We examine the implications of this shift for both circuits:

Lending To The Productive Circuit: A decision to lend to finance productive capital generates wages that facilitate consumption and profits that are used to service and/or pay off debts. Money is created when the loan is established and later destroyed when the loan is paid off (for more information about this topic, see here). Loans for productive activity contribute directly to GDP growth and have minimal implications for financial stability. The Federal Reserve and other central banks have acknowledged that there is roughly a one-to-one relationship between GDP and credit creation for productive activity.

Lending To Finance Asset Purchases: A decision to lend to the Finance, Insurance and Real Estate (FIRE) sector fuels capital gains that are not included in GDP growth (although “wealth-effects” do contribute to aggregate demand). Unlike loans to productive capital, debt within the financial circuit tends to accumulate over time.

These structural changes (more rapid credit growth and the dominance of lending to finance) likely explain the combination of slower GDP growth and increased financial stability over the past three decades. Much more economic activity has become dedicated to finance. For example, 40% of corporate profits were derived from finance in the years leading up to the crisis.

Today, the challenge has less to do with the ongoing build-up of outstanding debt (which has slowed sharply post-crisis) and more to do with the large private sector debt stock (150% of GDP). This has become a significant weight around the ankles of low and moderate income households, whose marginal propensity to consume (absent the debt) would be significantly higher than that for wealthier segments of society. This debt burden will continue to hamper economic growth.

The financial cycle returned with a vengeance over the past several decades, yet it was ignored by mainstream macroeconomic models, which focused on inflation and GDP. However, this third dimension, comprised of balance sheets, credit ratios, asset prices and net worth, should be incorporated into a macro-financial approach.
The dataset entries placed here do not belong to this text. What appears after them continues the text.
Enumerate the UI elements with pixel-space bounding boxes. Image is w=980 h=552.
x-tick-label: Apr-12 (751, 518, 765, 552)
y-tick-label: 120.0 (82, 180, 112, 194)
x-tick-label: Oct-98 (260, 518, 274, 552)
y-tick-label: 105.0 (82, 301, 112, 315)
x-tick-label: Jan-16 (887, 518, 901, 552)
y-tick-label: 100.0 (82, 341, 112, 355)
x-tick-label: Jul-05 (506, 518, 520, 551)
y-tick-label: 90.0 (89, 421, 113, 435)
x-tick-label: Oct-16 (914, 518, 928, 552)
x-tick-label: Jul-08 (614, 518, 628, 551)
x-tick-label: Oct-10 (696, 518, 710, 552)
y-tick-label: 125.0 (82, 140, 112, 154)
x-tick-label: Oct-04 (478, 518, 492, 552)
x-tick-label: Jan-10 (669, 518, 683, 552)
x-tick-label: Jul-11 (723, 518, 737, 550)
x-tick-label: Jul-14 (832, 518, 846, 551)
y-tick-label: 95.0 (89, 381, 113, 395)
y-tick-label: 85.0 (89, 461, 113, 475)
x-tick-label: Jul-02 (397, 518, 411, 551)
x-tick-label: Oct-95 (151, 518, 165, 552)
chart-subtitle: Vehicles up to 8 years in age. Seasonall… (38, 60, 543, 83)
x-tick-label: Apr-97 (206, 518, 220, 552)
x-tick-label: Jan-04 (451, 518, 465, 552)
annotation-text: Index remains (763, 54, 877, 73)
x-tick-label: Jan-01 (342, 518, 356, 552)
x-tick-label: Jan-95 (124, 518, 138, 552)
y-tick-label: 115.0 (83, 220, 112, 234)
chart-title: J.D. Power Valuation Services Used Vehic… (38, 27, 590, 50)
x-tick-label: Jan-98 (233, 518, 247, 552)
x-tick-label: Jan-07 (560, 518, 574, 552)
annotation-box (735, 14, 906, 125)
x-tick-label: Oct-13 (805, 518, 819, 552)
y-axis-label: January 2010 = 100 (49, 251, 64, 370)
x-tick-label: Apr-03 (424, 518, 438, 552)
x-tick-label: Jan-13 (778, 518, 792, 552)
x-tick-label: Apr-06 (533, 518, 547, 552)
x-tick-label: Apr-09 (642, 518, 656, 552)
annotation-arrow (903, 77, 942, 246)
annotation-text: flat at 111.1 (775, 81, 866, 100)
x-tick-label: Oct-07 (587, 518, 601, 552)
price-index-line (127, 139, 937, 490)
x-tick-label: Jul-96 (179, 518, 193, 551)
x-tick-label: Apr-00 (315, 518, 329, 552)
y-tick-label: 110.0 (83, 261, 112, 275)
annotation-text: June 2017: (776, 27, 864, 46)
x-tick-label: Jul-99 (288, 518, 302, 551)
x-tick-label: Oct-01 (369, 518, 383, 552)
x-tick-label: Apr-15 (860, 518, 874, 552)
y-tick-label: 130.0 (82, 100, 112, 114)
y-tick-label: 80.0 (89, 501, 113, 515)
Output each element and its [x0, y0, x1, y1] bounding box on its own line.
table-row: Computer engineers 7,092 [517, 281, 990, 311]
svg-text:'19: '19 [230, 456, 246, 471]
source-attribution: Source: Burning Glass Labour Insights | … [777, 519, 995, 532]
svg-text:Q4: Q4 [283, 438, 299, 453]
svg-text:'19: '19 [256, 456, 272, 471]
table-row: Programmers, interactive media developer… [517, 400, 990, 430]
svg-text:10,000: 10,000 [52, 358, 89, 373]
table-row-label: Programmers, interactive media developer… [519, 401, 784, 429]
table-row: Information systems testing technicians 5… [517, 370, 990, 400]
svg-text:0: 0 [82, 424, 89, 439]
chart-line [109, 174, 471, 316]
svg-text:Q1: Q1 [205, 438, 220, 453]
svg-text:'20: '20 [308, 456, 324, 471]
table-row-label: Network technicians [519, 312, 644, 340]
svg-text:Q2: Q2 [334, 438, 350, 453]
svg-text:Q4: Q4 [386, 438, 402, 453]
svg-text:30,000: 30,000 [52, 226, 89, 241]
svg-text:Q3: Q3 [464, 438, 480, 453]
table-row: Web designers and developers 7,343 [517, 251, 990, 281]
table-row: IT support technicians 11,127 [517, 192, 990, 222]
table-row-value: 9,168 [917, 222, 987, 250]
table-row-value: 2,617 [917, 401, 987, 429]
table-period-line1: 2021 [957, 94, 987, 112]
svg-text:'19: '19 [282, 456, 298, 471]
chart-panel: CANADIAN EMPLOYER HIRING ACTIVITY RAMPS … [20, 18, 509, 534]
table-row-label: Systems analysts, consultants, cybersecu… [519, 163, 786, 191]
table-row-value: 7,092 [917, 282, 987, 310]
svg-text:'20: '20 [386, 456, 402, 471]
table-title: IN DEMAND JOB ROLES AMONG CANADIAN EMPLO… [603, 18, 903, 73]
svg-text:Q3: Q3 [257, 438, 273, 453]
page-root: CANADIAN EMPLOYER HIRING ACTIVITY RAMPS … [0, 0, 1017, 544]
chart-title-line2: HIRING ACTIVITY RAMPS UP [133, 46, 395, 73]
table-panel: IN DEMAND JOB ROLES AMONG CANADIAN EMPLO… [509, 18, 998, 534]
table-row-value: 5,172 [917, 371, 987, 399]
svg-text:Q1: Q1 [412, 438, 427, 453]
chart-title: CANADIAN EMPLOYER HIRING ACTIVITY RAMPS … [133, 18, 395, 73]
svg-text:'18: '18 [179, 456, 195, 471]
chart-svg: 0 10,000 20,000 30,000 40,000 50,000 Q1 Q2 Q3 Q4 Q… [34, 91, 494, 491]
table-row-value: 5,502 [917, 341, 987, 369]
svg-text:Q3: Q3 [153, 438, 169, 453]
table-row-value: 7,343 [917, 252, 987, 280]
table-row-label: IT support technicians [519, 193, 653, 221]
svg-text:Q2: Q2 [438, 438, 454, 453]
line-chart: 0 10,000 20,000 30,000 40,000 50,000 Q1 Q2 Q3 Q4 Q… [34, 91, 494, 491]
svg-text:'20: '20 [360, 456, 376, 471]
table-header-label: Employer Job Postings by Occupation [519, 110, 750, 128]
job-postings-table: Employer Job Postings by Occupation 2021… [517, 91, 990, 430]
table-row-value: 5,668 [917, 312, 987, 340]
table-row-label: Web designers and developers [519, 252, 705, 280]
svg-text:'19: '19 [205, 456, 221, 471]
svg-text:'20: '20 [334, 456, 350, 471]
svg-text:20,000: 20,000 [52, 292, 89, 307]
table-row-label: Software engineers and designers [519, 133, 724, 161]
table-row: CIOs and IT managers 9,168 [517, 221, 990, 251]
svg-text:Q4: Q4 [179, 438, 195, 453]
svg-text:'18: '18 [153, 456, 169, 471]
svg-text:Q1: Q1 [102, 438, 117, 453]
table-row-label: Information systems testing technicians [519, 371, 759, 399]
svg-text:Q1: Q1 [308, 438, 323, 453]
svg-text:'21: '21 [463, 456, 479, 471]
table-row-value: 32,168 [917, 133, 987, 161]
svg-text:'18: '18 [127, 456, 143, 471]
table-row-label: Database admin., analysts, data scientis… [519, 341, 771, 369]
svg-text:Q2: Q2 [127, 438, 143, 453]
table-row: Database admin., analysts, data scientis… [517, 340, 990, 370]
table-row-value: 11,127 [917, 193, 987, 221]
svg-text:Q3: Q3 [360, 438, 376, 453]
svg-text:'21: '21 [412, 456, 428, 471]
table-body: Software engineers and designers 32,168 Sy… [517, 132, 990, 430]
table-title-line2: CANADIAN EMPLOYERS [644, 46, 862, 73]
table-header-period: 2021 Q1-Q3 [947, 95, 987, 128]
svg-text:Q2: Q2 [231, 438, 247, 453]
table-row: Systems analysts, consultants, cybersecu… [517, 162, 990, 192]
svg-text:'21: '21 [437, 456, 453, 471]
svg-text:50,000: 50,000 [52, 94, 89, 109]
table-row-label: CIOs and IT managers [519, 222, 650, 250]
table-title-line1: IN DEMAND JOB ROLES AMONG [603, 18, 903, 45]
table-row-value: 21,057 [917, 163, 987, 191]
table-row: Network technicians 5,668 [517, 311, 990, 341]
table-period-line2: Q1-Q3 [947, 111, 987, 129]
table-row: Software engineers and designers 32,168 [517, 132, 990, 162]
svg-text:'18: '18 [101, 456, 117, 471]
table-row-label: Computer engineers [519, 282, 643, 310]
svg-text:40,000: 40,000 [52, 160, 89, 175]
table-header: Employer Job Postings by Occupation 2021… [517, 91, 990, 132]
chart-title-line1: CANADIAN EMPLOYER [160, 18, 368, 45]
Economic growth slowed noticeably after 1980 and even more so since the crisis in 2008. In our view, neither of these events was a coincidence. The decline in GDP growth from 1980 to 2007 reflected the shift in lending away from productive activity toward finance and asset purchases. (We acknowledge other factors, including globalization, technological changes, lower inflation, etc.) Lending to the financial sector has a much smaller impact on economic growth than lending to finance capital formation and production. And much of the credit created in the more recent period was used to support consumption (e.g., home equity withdrawals) given declining incomes.

Since 2008, credit growth has slowed dramatically (averaging less than 3% per year), yet private sector debt stock remains very high. As Steve Keen states, after the Great Depression and Second World War, private sector debt had declined to about 37% of GDP (see here), setting the stage for rapid credit growth in the postwar period. Nothing like that has happened this time. Households and businesses remain highly leveraged and servicing this debt burden will likely continue to hinder economic growth for some time. In fact, given the withdrawal of QE and the Fed’s stated objective of raising short-term interest rates, debt service burdens appear likely to increase further. All of which increases the potential exposure to financial crises and/or recession down the road.